Kissinger, Nazi Almanya’sından kaçarak ABD’ye yerleşmiş ve burada görev yapan ilk Yahudi Dışişleri Bakanı olmayı başarmıştı.
AKP’nin iktidara geldiği dönemde “emekli bir diplomat” olmasına rağmen, AKP’nin Irak işgalini destekleyen tutumunu gördü ve siyasal İslamcılığın dilinden düşmeyen “Yahudi lobisi” içinde yeni iktidarın önemli bir destekçisi oldu.
AKP ve “Yahudi lobisi” arasında kurulan ilişkiyi gösteren önemli bir figürdü.
Kurulan bu ilişki Erdoğan henüz milletvekili bile değilken onu ABD’ye taşımış ve bu görüşmelerde alınan icazet onu Türk siyaseti açısından önemli bir figür konumuna getirmişti.
Bugün AKP’nin bir siyasi düşman gibi göstermeye çalıştığı “Yahudi lobisi”, Erdoğan’ın en büyük destekçisiydi.
15 Temmuz darbe girişiminin ardından gerçekleşen Erdoğan’ın ABD ziyaretinde bu yakınlık iyice ortaya çıktı.
Erdoğan bir taraftan meydanlarda ABD’ye “Ya Türkiye ya FETÖ!” diye seslenerek kendi tabanına propaganda yapıyor, diğer taraftan da böylesi zorlu bir dönemde ABD’yle ilişkileri güçlü tutmaya çalışıyordu.

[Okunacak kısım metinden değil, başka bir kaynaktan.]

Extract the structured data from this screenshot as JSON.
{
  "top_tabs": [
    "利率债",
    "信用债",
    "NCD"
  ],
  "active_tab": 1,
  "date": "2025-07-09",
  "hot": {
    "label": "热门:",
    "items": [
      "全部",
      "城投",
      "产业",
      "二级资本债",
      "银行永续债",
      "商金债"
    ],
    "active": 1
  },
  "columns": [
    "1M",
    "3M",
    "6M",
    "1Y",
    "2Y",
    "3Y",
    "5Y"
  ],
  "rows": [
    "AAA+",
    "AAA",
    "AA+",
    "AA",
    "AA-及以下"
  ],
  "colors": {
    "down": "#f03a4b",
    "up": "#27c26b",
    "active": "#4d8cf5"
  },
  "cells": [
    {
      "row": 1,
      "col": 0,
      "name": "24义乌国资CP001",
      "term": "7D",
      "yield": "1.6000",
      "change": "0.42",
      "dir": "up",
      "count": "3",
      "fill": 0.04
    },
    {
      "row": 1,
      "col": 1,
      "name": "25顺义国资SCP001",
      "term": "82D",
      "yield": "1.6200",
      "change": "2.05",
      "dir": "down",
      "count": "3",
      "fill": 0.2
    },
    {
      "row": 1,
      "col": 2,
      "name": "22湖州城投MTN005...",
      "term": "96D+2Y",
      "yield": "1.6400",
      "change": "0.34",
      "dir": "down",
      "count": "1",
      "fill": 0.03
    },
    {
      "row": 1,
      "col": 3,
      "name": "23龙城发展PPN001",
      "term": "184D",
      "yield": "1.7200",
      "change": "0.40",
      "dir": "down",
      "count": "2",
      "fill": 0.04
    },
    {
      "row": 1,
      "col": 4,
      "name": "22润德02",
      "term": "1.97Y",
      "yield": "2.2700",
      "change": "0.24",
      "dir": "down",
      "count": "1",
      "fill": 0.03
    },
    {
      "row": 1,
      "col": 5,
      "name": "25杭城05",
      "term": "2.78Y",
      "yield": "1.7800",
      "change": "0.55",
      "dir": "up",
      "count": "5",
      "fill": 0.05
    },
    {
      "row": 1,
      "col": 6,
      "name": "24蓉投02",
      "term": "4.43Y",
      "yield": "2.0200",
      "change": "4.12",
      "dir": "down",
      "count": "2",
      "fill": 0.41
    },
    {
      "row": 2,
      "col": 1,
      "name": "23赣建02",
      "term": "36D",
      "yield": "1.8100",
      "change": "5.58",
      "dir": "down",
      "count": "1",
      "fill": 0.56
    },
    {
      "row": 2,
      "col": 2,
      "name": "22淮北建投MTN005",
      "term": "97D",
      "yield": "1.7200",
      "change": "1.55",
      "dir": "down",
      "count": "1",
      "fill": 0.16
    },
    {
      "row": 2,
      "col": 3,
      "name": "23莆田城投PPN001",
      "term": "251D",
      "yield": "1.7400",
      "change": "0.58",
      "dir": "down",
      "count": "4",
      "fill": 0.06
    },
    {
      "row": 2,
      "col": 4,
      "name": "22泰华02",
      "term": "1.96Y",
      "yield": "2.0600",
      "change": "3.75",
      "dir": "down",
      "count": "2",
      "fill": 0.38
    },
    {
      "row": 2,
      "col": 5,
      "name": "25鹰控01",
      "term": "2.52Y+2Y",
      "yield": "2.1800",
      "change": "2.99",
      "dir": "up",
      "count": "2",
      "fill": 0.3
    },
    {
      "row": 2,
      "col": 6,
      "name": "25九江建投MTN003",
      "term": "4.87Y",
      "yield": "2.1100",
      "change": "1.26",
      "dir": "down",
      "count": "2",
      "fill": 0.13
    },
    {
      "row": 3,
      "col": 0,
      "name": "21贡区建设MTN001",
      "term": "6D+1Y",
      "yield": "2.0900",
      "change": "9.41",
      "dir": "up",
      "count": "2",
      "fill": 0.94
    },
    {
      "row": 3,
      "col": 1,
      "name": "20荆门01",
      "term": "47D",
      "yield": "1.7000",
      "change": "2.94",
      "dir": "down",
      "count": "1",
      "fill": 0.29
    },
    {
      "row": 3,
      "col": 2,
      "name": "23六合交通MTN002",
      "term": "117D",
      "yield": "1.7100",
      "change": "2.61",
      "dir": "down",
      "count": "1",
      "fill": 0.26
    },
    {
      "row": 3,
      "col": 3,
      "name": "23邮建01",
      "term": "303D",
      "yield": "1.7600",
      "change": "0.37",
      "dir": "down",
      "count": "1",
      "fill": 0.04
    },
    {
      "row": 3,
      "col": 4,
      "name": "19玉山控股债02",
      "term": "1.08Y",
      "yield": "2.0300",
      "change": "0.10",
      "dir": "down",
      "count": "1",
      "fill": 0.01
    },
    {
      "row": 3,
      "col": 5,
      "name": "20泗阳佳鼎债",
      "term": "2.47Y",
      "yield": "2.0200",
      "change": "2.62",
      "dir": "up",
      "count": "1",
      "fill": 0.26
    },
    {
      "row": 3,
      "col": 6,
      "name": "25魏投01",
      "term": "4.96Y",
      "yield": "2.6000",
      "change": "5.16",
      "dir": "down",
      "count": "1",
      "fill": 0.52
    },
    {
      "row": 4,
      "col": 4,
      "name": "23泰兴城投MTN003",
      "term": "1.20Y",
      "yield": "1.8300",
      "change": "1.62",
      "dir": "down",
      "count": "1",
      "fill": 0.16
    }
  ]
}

19 Eylül 2016’da yapılan ABD gezisi bunun için önemli bir fırsattı. Ancak Erdoğan, ABD Başkanı Obama ile görüşememiş; görüşmeyi o dönemde Obama’nın yardımcısı olan Biden’la yapmak zorunda kalmıştı.
Böylesi bir dönemde Erdoğan’ın yardımına “Yahudi lobisi” koşmuş, içinde Henry Kissinger’ın da bulunduğu geniş bir heyet, AKP’lilerle bir görüşme gerçekleştirmişti.
AKP medyasının o dönemde “üst düzey yatırımcı ve iş adamı” olarak pazarlamaya çalıştığı bu heyet aslında zengin bir Yahudi topluluğuydu.
Heyetin içinde Yahudi bir banker olan Rotschild ailesinin mensubu James Rotschild ve yine Polonya kökenli bir Yahudi ailesinden Michael Bloomberg gibi çok önemli isimler de vardı.
Bu görüşme aslında ABD kamuoyuna verilen bir mesajdı.
Henry Kissinger ve “Yahudi lobisi” zor bir döneminde Erdoğan’a yeniden el uzatıyor ve dostluk gösteriyordu.
ABD ve Türkiye arasında her dönem var olan gerilime rağmen kopmayan ilişkiyi de bu “görünmeyen el”in himayesinde aramak gerek.
Ama işte insan ömrünün de bir sonu var. Artık Kissinger da olmayacak. Biz yine de insanlığımızı yapalım. Toprağı bol olsun, dostu olan tüm İslamcıların da başı sağ olsun!